Canada overwhelmingly voted to keep Prime Minister Mark Carney in power Monday, siding with the interim leader over his right-wing alternative, conservative lawmaker Pierre Poilievre, who practically modeled himself on Donald Trump.
In the months leading up to the election, Canada’s Liberal Party was believed to be on its deathbed. But that all changed with Trump’s tariff talk, which radically ramped up anti-American sentiment among Canadian voters, with boycotts of American products sweeping the country.
Hours after Carney secured the win, he made it abundantly clear what Canada’s foreign policy will be toward its southern neighbor under his continued leadership.
“As I have been warning for months, America wants our land, our resources, our water, our country. But these are not idle threats. President Trump is trying to break us so that America can own us,” Carney said. “That will never ever happen.”

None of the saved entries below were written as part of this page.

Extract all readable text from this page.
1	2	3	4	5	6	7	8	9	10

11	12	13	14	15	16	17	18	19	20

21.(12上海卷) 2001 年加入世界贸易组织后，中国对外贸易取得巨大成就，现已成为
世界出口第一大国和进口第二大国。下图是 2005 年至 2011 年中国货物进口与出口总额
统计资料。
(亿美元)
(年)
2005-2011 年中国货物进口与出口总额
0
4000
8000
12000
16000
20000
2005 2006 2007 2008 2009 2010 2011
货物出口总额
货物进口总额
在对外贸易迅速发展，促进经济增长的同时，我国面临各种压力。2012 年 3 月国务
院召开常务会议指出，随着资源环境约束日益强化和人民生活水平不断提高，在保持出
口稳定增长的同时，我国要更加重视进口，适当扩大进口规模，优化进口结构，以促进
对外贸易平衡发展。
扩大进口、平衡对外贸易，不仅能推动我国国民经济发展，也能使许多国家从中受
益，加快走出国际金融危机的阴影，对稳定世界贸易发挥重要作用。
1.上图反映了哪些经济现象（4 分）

Carney’s acceptance speech served as yet another eulogy for Canada’s relationship with America, marking the end of a prosperous and friendly relationship between the two countries while announcing the beginning of an era of Canadian independence.
“Our old relationship with the United States, our relationship based on steadily increasing integration, is over. These are tragedies, but it’s also our new reality,” Carney said.
“We are over the shock of the American betrayal, but we should never forget the lessons. We have to look out for ourselves. And above all, we have to take care of each other.”
Carney: Our old relationship with the United States, our relationship based on steadily increasing integration is over. These are tragedies but it's also our new reality. We are over the shock of the American betrayal, but we should never forget the lessons. We have to look out… pic.twitter.com/8spQ7SuX0R
— Acyn (@Acyn) April 29, 2025
Trump has actively aggressed U.S. relations with Canada since his first term. Recent rhetoric about annexing Canada to become America’s “fifty-first state” has not played well with the Canadian people or its leaders, causing some residents of the country to candidly dub Trump an “asshole.”
On an economic level, Trump has repeatedly claimed that Canada’s trade deficits with the United States are “subsidies,” rather than indicators that America’s neighbors were purchasing more of its goods than they were selling in return. In 2023, that differential—or deficit—was nearly $41 billion with Canada, according to the U.S. Census Bureau.
The president has also vastly overinflated the reality of the deficits, wrongly asserting that the U.S. is “subsidizing” its neighbors to the tune of hundreds of billions of dollars each. The obvious solution to that problem, per Trump, is to take Canada and its independence, folding it into his increasingly centralized government.